If all the video is there, it's easy: conform the frame rate. Go File>Interpret>Main, and change the frame rate. North America, 29.97 is good, for Europe, 25 is good.
The lower the frame rate, the slower the motion.
AE cannot do anything with this meta data. It only sees the discrete frames and the start and end markers stored in the file. Anything else will have to be done manualyl using time-remapping and setting the correct footage interpretation.
Most newbies don't understand slow mo and frame rates at all. I have shot footage from 1 frame every half hour to 20,000 frames per second.

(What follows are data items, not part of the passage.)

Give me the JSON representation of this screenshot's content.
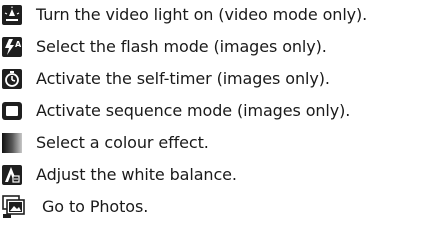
{
  "items": [
    {
      "icon": "video-light-icon",
      "text": "Turn the video light on (video mode only)."
    },
    {
      "icon": "flash-mode-icon",
      "text": "Select the flash mode (images only)."
    },
    {
      "icon": "self-timer-icon",
      "text": "Activate the self-timer (images only)."
    },
    {
      "icon": "sequence-mode-icon",
      "text": "Activate sequence mode (images only)."
    },
    {
      "icon": "colour-effect-icon",
      "text": "Select a colour effect."
    },
    {
      "icon": "white-balance-icon",
      "text": "Adjust the white balance."
    },
    {
      "icon": "photos-icon",
      "text": "Go to Photos."
    }
  ],
  "colors": {
    "icon_dark": "#1f1f1f",
    "icon_white": "#ffffff",
    "text": "#1a1a1a"
  }
}
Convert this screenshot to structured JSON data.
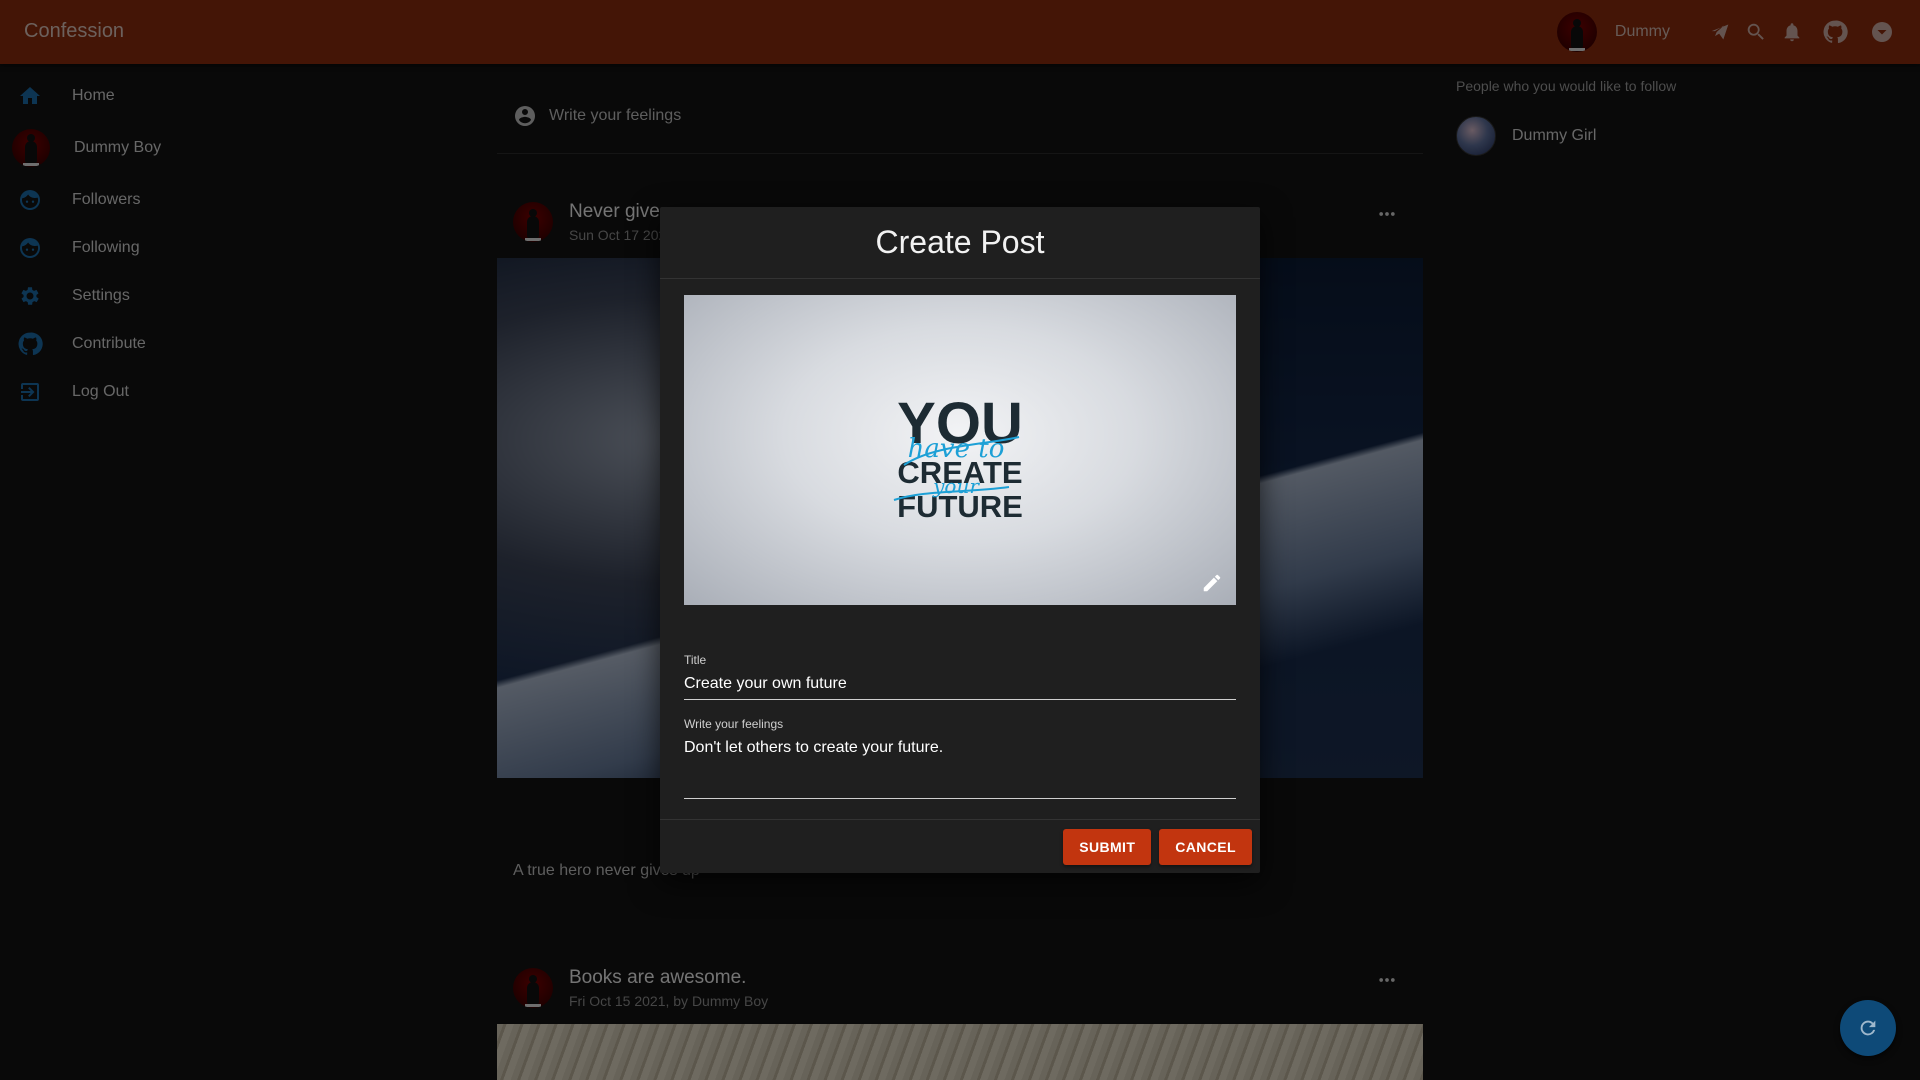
{
  "app": {
    "title": "Confession"
  },
  "header": {
    "user_name": "Dummy",
    "icons": [
      "telegram-icon",
      "search-icon",
      "bell-icon",
      "github-icon",
      "chevron-down-icon"
    ]
  },
  "nav": {
    "items": [
      {
        "label": "Home",
        "icon": "home-icon"
      },
      {
        "label": "Dummy Boy",
        "icon": "avatar"
      },
      {
        "label": "Followers",
        "icon": "followers-icon"
      },
      {
        "label": "Following",
        "icon": "following-icon"
      },
      {
        "label": "Settings",
        "icon": "gear-icon"
      },
      {
        "label": "Contribute",
        "icon": "github-icon"
      },
      {
        "label": "Log Out",
        "icon": "logout-icon"
      }
    ]
  },
  "composer": {
    "placeholder": "Write your feelings"
  },
  "posts": [
    {
      "title": "Never give",
      "meta": "Sun Oct 17 202",
      "body": "A true hero never gives up"
    },
    {
      "title": "Books are awesome.",
      "meta": "Fri Oct 15 2021, by Dummy Boy"
    }
  ],
  "suggestions": {
    "title": "People who you would like to follow",
    "people": [
      {
        "name": "Dummy Girl"
      }
    ]
  },
  "dialog": {
    "title": "Create Post",
    "image_text": {
      "line1": "YOU",
      "line2": "CREATE",
      "line3": "FUTURE",
      "script1": "have to",
      "script2": "your"
    },
    "title_field": {
      "label": "Title",
      "value": "Create your own future"
    },
    "feelings_field": {
      "label": "Write your feelings",
      "value": "Don't let others to create your future."
    },
    "submit_label": "SUBMIT",
    "cancel_label": "CANCEL"
  },
  "colors": {
    "appbar": "#892a0c",
    "accent_button": "#c2350f",
    "nav_icon": "#1b6aa7",
    "fab": "#0e4a78"
  }
}
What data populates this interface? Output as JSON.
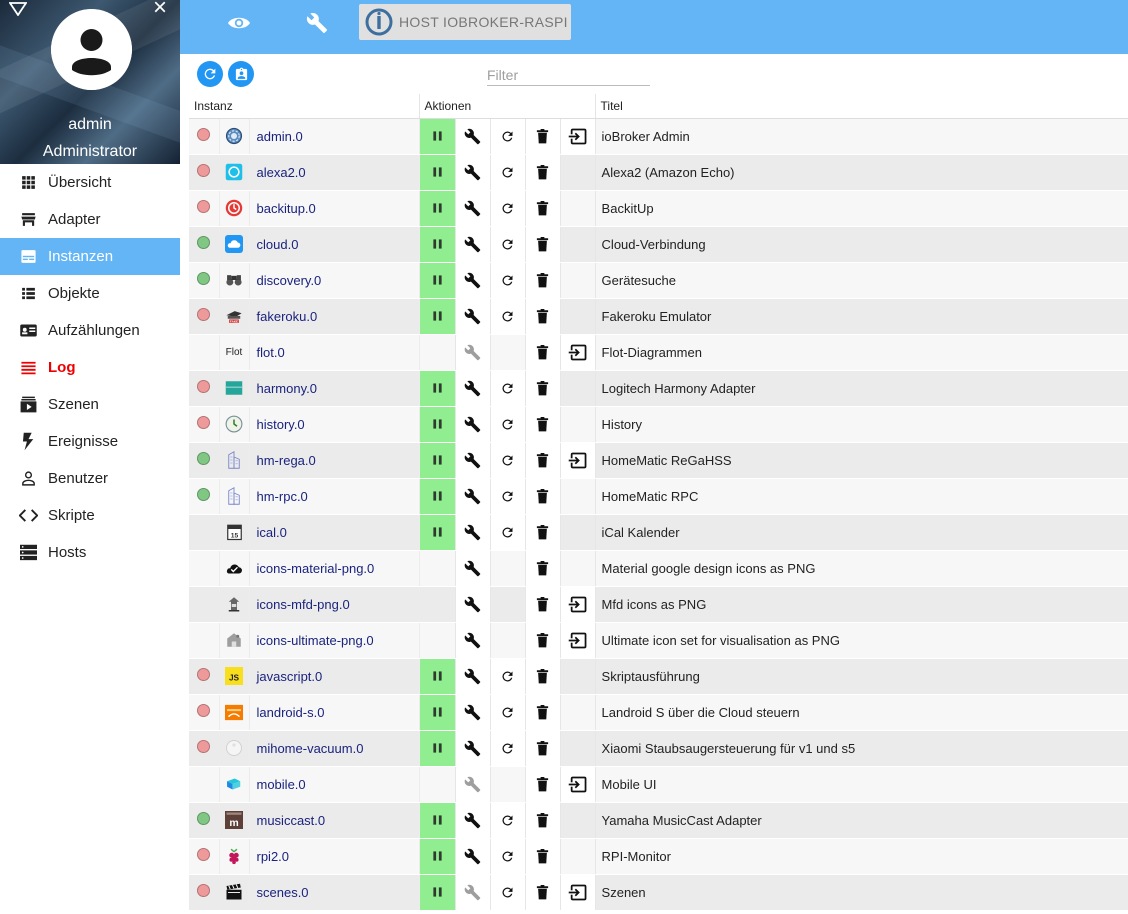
{
  "sidebar": {
    "user_name": "admin",
    "user_role": "Administrator",
    "items": [
      {
        "name": "overview",
        "label": "Übersicht",
        "icon": "grid-icon",
        "active": false,
        "warn": false
      },
      {
        "name": "adapters",
        "label": "Adapter",
        "icon": "store-icon",
        "active": false,
        "warn": false
      },
      {
        "name": "instances",
        "label": "Instanzen",
        "icon": "instances-icon",
        "active": true,
        "warn": false
      },
      {
        "name": "objects",
        "label": "Objekte",
        "icon": "list-icon",
        "active": false,
        "warn": false
      },
      {
        "name": "enums",
        "label": "Aufzählungen",
        "icon": "enum-icon",
        "active": false,
        "warn": false
      },
      {
        "name": "log",
        "label": "Log",
        "icon": "log-icon",
        "active": false,
        "warn": true
      },
      {
        "name": "scenes",
        "label": "Szenen",
        "icon": "scenes-icon",
        "active": false,
        "warn": false
      },
      {
        "name": "events",
        "label": "Ereignisse",
        "icon": "flash-icon",
        "active": false,
        "warn": false
      },
      {
        "name": "users",
        "label": "Benutzer",
        "icon": "person-icon",
        "active": false,
        "warn": false
      },
      {
        "name": "scripts",
        "label": "Skripte",
        "icon": "code-icon",
        "active": false,
        "warn": false
      },
      {
        "name": "hosts",
        "label": "Hosts",
        "icon": "server-icon",
        "active": false,
        "warn": false
      }
    ]
  },
  "topbar": {
    "host_label": "HOST IOBROKER-RASPI"
  },
  "toolbar": {
    "filter_placeholder": "Filter"
  },
  "table": {
    "headers": {
      "instance": "Instanz",
      "actions": "Aktionen",
      "title": "Titel"
    },
    "rows": [
      {
        "name": "admin.0",
        "title": "ioBroker Admin",
        "status": "red",
        "icon": "admin-icon",
        "run": true,
        "restart": true,
        "link": true,
        "wrench_disabled": false
      },
      {
        "name": "alexa2.0",
        "title": "Alexa2 (Amazon Echo)",
        "status": "red",
        "icon": "alexa-icon",
        "run": true,
        "restart": true,
        "link": false,
        "wrench_disabled": false
      },
      {
        "name": "backitup.0",
        "title": "BackitUp",
        "status": "red",
        "icon": "backitup-icon",
        "run": true,
        "restart": true,
        "link": false,
        "wrench_disabled": false
      },
      {
        "name": "cloud.0",
        "title": "Cloud-Verbindung",
        "status": "green",
        "icon": "cloud-icon",
        "run": true,
        "restart": true,
        "link": false,
        "wrench_disabled": false
      },
      {
        "name": "discovery.0",
        "title": "Gerätesuche",
        "status": "green",
        "icon": "binoculars-icon",
        "run": true,
        "restart": true,
        "link": false,
        "wrench_disabled": false
      },
      {
        "name": "fakeroku.0",
        "title": "Fakeroku Emulator",
        "status": "red",
        "icon": "fakeroku-icon",
        "run": true,
        "restart": true,
        "link": false,
        "wrench_disabled": false
      },
      {
        "name": "flot.0",
        "title": "Flot-Diagrammen",
        "status": "none",
        "icon": "flot-icon",
        "icon_text": "Flot",
        "run": false,
        "restart": false,
        "link": true,
        "wrench_disabled": true
      },
      {
        "name": "harmony.0",
        "title": "Logitech Harmony Adapter",
        "status": "red",
        "icon": "harmony-icon",
        "run": true,
        "restart": true,
        "link": false,
        "wrench_disabled": false
      },
      {
        "name": "history.0",
        "title": "History",
        "status": "red",
        "icon": "history-icon",
        "run": true,
        "restart": true,
        "link": false,
        "wrench_disabled": false
      },
      {
        "name": "hm-rega.0",
        "title": "HomeMatic ReGaHSS",
        "status": "green",
        "icon": "homematic-icon",
        "run": true,
        "restart": true,
        "link": true,
        "wrench_disabled": false
      },
      {
        "name": "hm-rpc.0",
        "title": "HomeMatic RPC",
        "status": "green",
        "icon": "homematic-icon",
        "run": true,
        "restart": true,
        "link": false,
        "wrench_disabled": false
      },
      {
        "name": "ical.0",
        "title": "iCal Kalender",
        "status": "none",
        "icon": "calendar-icon",
        "icon_text": "15",
        "run": true,
        "restart": true,
        "link": false,
        "wrench_disabled": false
      },
      {
        "name": "icons-material-png.0",
        "title": "Material google design icons as PNG",
        "status": "none",
        "icon": "cloud-check-icon",
        "run": false,
        "restart": false,
        "link": false,
        "wrench_disabled": false
      },
      {
        "name": "icons-mfd-png.0",
        "title": "Mfd icons as PNG",
        "status": "none",
        "icon": "mfd-icon",
        "run": false,
        "restart": false,
        "link": true,
        "wrench_disabled": false
      },
      {
        "name": "icons-ultimate-png.0",
        "title": "Ultimate icon set for visualisation as PNG",
        "status": "none",
        "icon": "ultimate-icon",
        "run": false,
        "restart": false,
        "link": true,
        "wrench_disabled": false
      },
      {
        "name": "javascript.0",
        "title": "Skriptausführung",
        "status": "red",
        "icon": "javascript-icon",
        "icon_text": "JS",
        "run": true,
        "restart": true,
        "link": false,
        "wrench_disabled": false
      },
      {
        "name": "landroid-s.0",
        "title": "Landroid S über die Cloud steuern",
        "status": "red",
        "icon": "landroid-icon",
        "run": true,
        "restart": true,
        "link": false,
        "wrench_disabled": false
      },
      {
        "name": "mihome-vacuum.0",
        "title": "Xiaomi Staubsaugersteuerung für v1 und s5",
        "status": "red",
        "icon": "vacuum-icon",
        "run": true,
        "restart": true,
        "link": false,
        "wrench_disabled": false
      },
      {
        "name": "mobile.0",
        "title": "Mobile UI",
        "status": "none",
        "icon": "mobile-icon",
        "run": false,
        "restart": false,
        "link": true,
        "wrench_disabled": true
      },
      {
        "name": "musiccast.0",
        "title": "Yamaha MusicCast Adapter",
        "status": "green",
        "icon": "musiccast-icon",
        "icon_text": "m",
        "run": true,
        "restart": true,
        "link": false,
        "wrench_disabled": false
      },
      {
        "name": "rpi2.0",
        "title": "RPI-Monitor",
        "status": "red",
        "icon": "raspberry-icon",
        "run": true,
        "restart": true,
        "link": false,
        "wrench_disabled": false
      },
      {
        "name": "scenes.0",
        "title": "Szenen",
        "status": "red",
        "icon": "clapper-icon",
        "run": true,
        "restart": true,
        "link": true,
        "wrench_disabled": true
      }
    ]
  }
}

Here's the deal. If you shoot 120fps with your GoPro and you want it to playback in real time you either have to skip some frames or find a device that will playback full sized video at 120 fps - and not many of those devices exist. If you want to playback in slow motion then you playback your footage at a normal frame rate. Let's say your film is going to be NTSC standard 29.97 (nearly 30) frames per second. AE will probably interpret your footage as something other than 120 fps. The maximum interpreted frame rate for AE is 99 fps. This may sound like a limitation but it is not. I have processed a fair amount of forensic footage shot at 20,000 fps in AE to show how wing spars break and hydraulic lines fail. The trick is that we wanted the footage to playback slowly so we could see what is going on. My solution, set the footage interpretation to 29.97 fps. If you interpret your 120 fps GoPro footage at 29.97 fps and then drop it in a standard 29.97 fps comp 1 second in real time will take 4 seconds to play back. 120/30 = 4.
If you have a need to have the footage playback in real time then you keep the interpretation at 29.97 fps and speed up the playback using any of the methods available in AE. If you choose time remapping then you'll get a keyframe at the head and tail of the shot. Let's say your shot in slow motion took 8 seconds to playback. To make it playback in real time you simply do the math and move the last keyframe to the 2 second mark. Now the 2 seconds of real time take 2 seconds to play back.
I hope this helps. As long as you understand frame rates, interpretation and playback frame rates you can handle any footage at any frame rate. You just have to do the math.